Yesterday morning, as I tried to force all my worldly possessions into two cramped blue suitcases, I thought to myself that you never realize how much you need until you start packing.
That’s not true. You never realize how much you think you need until you unpack it all.
For example, did you know that it is evidently impossible to buy paper in the Netherlands? Fortunately, I came prepared.
Shown: Four times the number of notebooks Noah had on the ark.
Luckily, I made up for all the lost space by bringing the bare minimum of books.
The need for each of these books should be self-evident. Respective guides to fashion and Jewish literature included.
But I managed to squeeze it all in, along with my clothing, travel items, and art sets. And now that my bags are unpacked and stowed away in my new living space, I have a bit more time to breathe, and take in the last 24 hours.
Around this time yesterday, I was putting away the last of my things, shelving the rest of my books, and taking my little brother out to lunch. Then my mother helped me load my bags into the car, I gave the Men in My Life a teary goodbye, and she and I set off for the airport.
And a few hours later, as my plane lifted off of the tarmac and I watched the city lights begin to fade, I noticed how small it all was. That my whole life thus far can so easily be pinned down on a map. All the things that have mattered to me; the town I’ve grown up in; the places where all the major and minor moments of my life have happened.

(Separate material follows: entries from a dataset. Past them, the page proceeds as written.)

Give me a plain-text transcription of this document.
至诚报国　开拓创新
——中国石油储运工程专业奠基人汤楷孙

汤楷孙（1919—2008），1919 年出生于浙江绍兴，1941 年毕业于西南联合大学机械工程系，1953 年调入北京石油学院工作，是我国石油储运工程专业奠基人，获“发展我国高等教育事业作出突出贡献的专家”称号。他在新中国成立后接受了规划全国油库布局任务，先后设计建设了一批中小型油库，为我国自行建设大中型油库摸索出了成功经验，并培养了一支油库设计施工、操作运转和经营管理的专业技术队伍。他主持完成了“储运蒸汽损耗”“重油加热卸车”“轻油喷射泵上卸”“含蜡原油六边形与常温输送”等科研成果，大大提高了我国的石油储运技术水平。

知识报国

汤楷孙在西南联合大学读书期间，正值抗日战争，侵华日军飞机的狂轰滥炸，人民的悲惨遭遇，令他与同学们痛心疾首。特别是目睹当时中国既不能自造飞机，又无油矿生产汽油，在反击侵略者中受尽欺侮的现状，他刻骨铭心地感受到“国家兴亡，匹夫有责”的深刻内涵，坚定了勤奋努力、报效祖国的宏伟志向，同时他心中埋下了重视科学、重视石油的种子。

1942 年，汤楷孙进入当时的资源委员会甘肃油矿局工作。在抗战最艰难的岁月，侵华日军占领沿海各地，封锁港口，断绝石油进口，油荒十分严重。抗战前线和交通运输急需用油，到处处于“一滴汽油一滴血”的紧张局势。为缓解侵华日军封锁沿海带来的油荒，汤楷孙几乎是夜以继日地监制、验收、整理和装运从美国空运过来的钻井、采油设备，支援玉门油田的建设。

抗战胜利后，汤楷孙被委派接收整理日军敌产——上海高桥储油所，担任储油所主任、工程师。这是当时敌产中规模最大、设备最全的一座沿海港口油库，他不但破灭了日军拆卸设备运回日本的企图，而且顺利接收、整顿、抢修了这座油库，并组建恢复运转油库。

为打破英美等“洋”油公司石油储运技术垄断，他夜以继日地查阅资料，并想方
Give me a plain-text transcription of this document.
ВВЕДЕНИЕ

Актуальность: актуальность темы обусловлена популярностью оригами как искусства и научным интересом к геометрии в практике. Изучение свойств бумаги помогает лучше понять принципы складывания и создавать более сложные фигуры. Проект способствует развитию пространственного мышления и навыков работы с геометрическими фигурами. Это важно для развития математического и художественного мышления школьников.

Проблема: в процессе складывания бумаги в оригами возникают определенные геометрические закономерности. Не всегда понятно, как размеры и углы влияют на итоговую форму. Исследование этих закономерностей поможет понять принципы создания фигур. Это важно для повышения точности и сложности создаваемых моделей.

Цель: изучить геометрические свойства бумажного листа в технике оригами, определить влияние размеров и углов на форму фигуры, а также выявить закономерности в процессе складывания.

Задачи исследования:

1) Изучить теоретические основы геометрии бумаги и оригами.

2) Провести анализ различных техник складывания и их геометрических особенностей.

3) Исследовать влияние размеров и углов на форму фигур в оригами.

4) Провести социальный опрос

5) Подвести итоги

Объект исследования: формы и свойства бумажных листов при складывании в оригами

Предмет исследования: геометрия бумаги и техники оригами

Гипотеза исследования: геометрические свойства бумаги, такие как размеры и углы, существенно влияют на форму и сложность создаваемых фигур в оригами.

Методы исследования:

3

When you're up in the air watching it all fall away beneath you, it strikes you that the world is so much more vast and beautiful than you ever gave it credit for. And it's all before me, waiting to be seen, explored, and experienced. That's terrifying, and it's wonderful.
Now that I’m a continent away from home, the early stress of packing seems so silly. I managed to fit my necessities (and a few paper extravagances) into a suitcase, but even if I hadn’t, I would still have everything I need. I have family, and a place to stay, and the chance to travel, and the time to write.
And even if it’s a little daunting to leave my whole life behind, Home will be there waiting for me when I get back. Whatever big or little ways it may have changed will be alright, because I’ll have changed in big and little ways too.
And until then, it makes a great starting point.